Sabtu, 29 September 2012

Karisma Itu Telah Pergi


Karisma Itu Telah Pergi
James Luhulima ;  Wakil Redaktur Pelaksana Kompas
KOMPAS, 29 September 2012


Ketika hitung cepat selesai dilakukan pada 20 September siang, dan Joko Widodo-Basuki Tjahaja Purnama menjadi pemenang, Fauzi Bowo sadar bahwa ia tidak dapat mempertahankan jabatannya sebagai Gubernur DKI Jakarta, yang telah dipegangnya selama lima tahun itu.

Pada detik itu pula, Fauzi Bowo menyadari bahwa Dewi Fortuna telah pergi meninggalkan dirinya.

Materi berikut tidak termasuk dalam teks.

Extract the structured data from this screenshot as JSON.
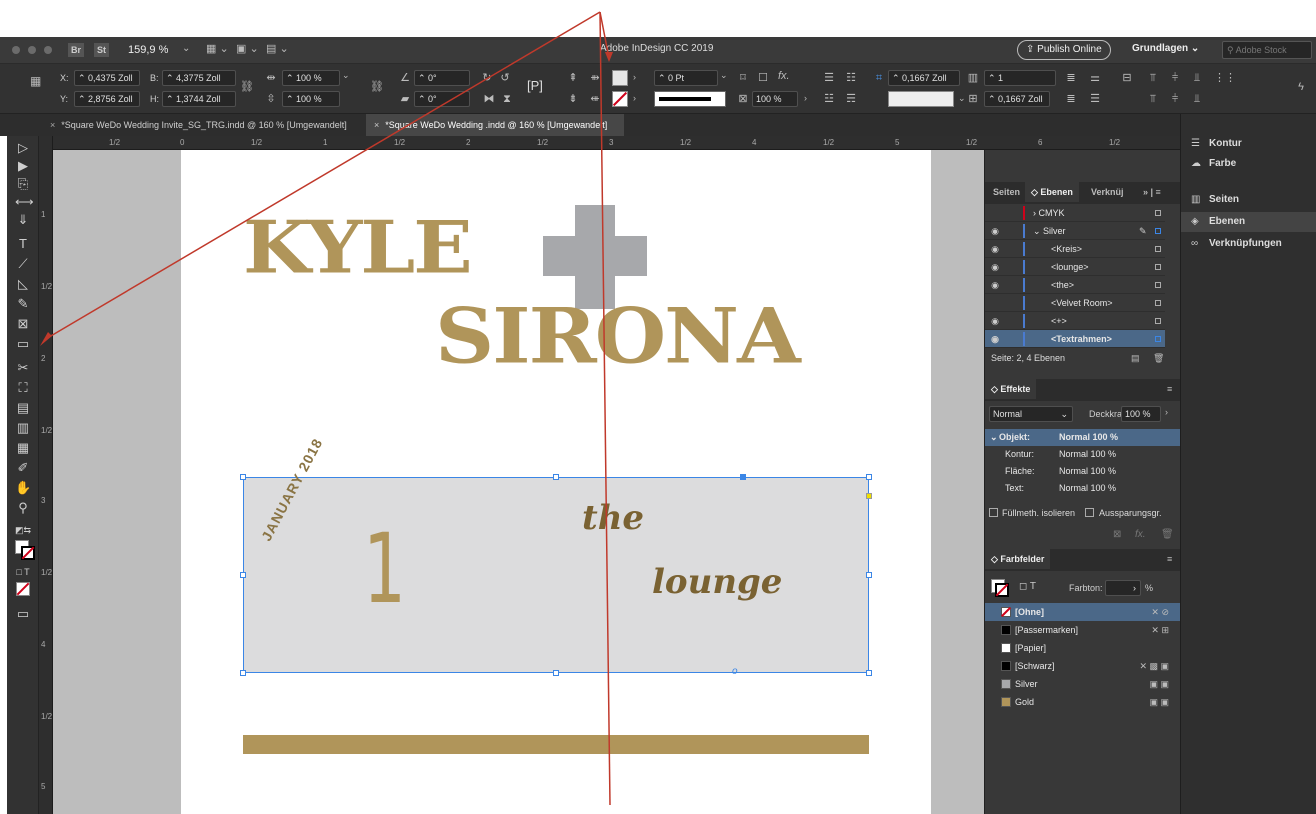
{
  "window": {
    "app_title": "Adobe InDesign CC 2019",
    "zoom": "159,9 %",
    "bridge_label": "Br",
    "stock_label": "St",
    "publish_label": "Publish Online",
    "workspace_label": "Grundlagen",
    "search_placeholder": "Adobe Stock"
  },
  "control": {
    "x_label": "X:",
    "x_value": "0,4375 Zoll",
    "y_label": "Y:",
    "y_value": "2,8756 Zoll",
    "w_label": "B:",
    "w_value": "4,3775 Zoll",
    "h_label": "H:",
    "h_value": "1,3744 Zoll",
    "scale_x": "100 %",
    "scale_y": "100 %",
    "angle": "0°",
    "shear": "0°",
    "stroke_weight": "0 Pt",
    "opacity": "100 %",
    "offset_1": "0,1667 Zoll",
    "offset_2": "0,1667 Zoll",
    "columns": "1"
  },
  "tabs": [
    {
      "label": "*Square WeDo Wedding Invite_SG_TRG.indd @ 160 % [Umgewandelt]"
    },
    {
      "label": "*Square WeDo Wedding .indd @ 160 % [Umgewandelt]"
    }
  ],
  "ruler": {
    "h_marks": [
      "1/2",
      "0",
      "1/2",
      "1",
      "1/2",
      "2",
      "1/2",
      "3",
      "1/2",
      "4",
      "1/2",
      "5",
      "1/2",
      "6",
      "1/2"
    ],
    "v_marks": [
      "1",
      "1/2",
      "2",
      "1/2",
      "3",
      "1/2",
      "4",
      "1/2",
      "5"
    ]
  },
  "document": {
    "line1": "KYLE",
    "line2": "SIRONA",
    "date_arc": "JANUARY 2018",
    "day": "1",
    "the": "the",
    "lounge": "lounge",
    "colors": {
      "gold": "#b0955a",
      "silver": "#a7a8ab",
      "frame_fill": "#dcdcdd",
      "dark_gold": "#7a6232",
      "selection": "#3b86e6"
    }
  },
  "layers_panel": {
    "tabs": [
      "Seiten",
      "Ebenen",
      "Verknüj"
    ],
    "rows": [
      {
        "name": "CMYK"
      },
      {
        "name": "Silver"
      },
      {
        "name": "<Kreis>"
      },
      {
        "name": "<lounge>"
      },
      {
        "name": "<the>"
      },
      {
        "name": "<Velvet Room>"
      },
      {
        "name": "<+>"
      },
      {
        "name": "<Textrahmen>"
      }
    ],
    "footer": "Seite: 2, 4 Ebenen"
  },
  "effects_panel": {
    "title": "Effekte",
    "mode": "Normal",
    "opacity_label": "Deckkraft:",
    "opacity_value": "100 %",
    "rows": [
      {
        "k": "Objekt:",
        "v": "Normal 100 %"
      },
      {
        "k": "Kontur:",
        "v": "Normal 100 %"
      },
      {
        "k": "Fläche:",
        "v": "Normal 100 %"
      },
      {
        "k": "Text:",
        "v": "Normal 100 %"
      }
    ],
    "isolate_label": "Füllmeth. isolieren",
    "knockout_label": "Aussparungsgr."
  },
  "swatches_panel": {
    "title": "Farbfelder",
    "tint_label": "Farbton:",
    "tint_unit": "%",
    "swatches": [
      {
        "name": "[Ohne]",
        "color": "#ffffff"
      },
      {
        "name": "[Passermarken]",
        "color": "#000000"
      },
      {
        "name": "[Papier]",
        "color": "#ffffff"
      },
      {
        "name": "[Schwarz]",
        "color": "#000000"
      },
      {
        "name": "Silver",
        "color": "#a7a8ab"
      },
      {
        "name": "Gold",
        "color": "#b0955a"
      }
    ]
  },
  "dock": {
    "items": [
      {
        "label": "Kontur",
        "icon": "stroke-icon"
      },
      {
        "label": "Farbe",
        "icon": "color-icon"
      },
      {
        "label": "Seiten",
        "icon": "pages-icon"
      },
      {
        "label": "Ebenen",
        "icon": "layers-icon"
      },
      {
        "label": "Verknüpfungen",
        "icon": "links-icon"
      }
    ]
  }
}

Karisma yang selama ini menaungi dirinya dalam menjabat sebagai gubernur telah hilang entah ke mana.

Berbagai upaya Fauzi Bowo untuk memperbaiki posisinya setelah kalah dalam pemilihan umum kepala daerah (pilkada) putaran pertama tidak memberikan hasil seperti yang diharapkannya.

Semua upaya yang dilakukan Fauzi Bowo seperti hilang ditelan kedalaman samudra. Kata-kata yang meluncur keluar dari mulutnya, yang biasanya didengar dan dipatuhi orang, akhir-akhir ini seperti diabaikan, bahkan nyaris tidak didengar sama sekali.

Keadaan yang sama pernah dialami Presiden Soekarno, Presiden Soeharto, dan Presiden Megawati Soekarnoputri menjelang akhir masa jabatan mereka.

Keadaan itu digambarkan secara sangat bagus oleh John Hughes, penulis buku The End of Sukarno, A Coup that Misfired: A Purge that Ran Wild, yang diterbitkan Archipelago Press. Hughes menulis, ”For almost twenty-two years, President Sukarno cast the spell of his political magic across Indonesia. But in the Indonesian capital of Djakarta on a hot, soggy day in March 1967, the spell was finally broken, the magic run out, the legend was shattered. Sukarno was stripped by the representatives of his people, of the last vestiges of his authority. Instead a 46 year old army general named Suharto was sworn in as Acting President (Selama hampir dua puluh dua tahun, Presiden Sukarno menebar pesona sihir politiknya melintasi Indonesia. Namun, di ibu kota Indonesia, Djakarta, pada suatu hari yang panas dan lembab pada Maret 1967, pesona itu akhirnya lenyap, sihirnya pun kehilangan kekuatannya, dan legenda itu hancur berantakan. Sukarno dilucuti oleh wakil-wakil rakyatnya sendiri dari sisa-sisa kekuasaannya. Malahan, mereka melantik dan mengambil sumpah seorang jenderal angkatan darat berusia 46 tahun bernama Suharto sebagai Penjabat Presiden).”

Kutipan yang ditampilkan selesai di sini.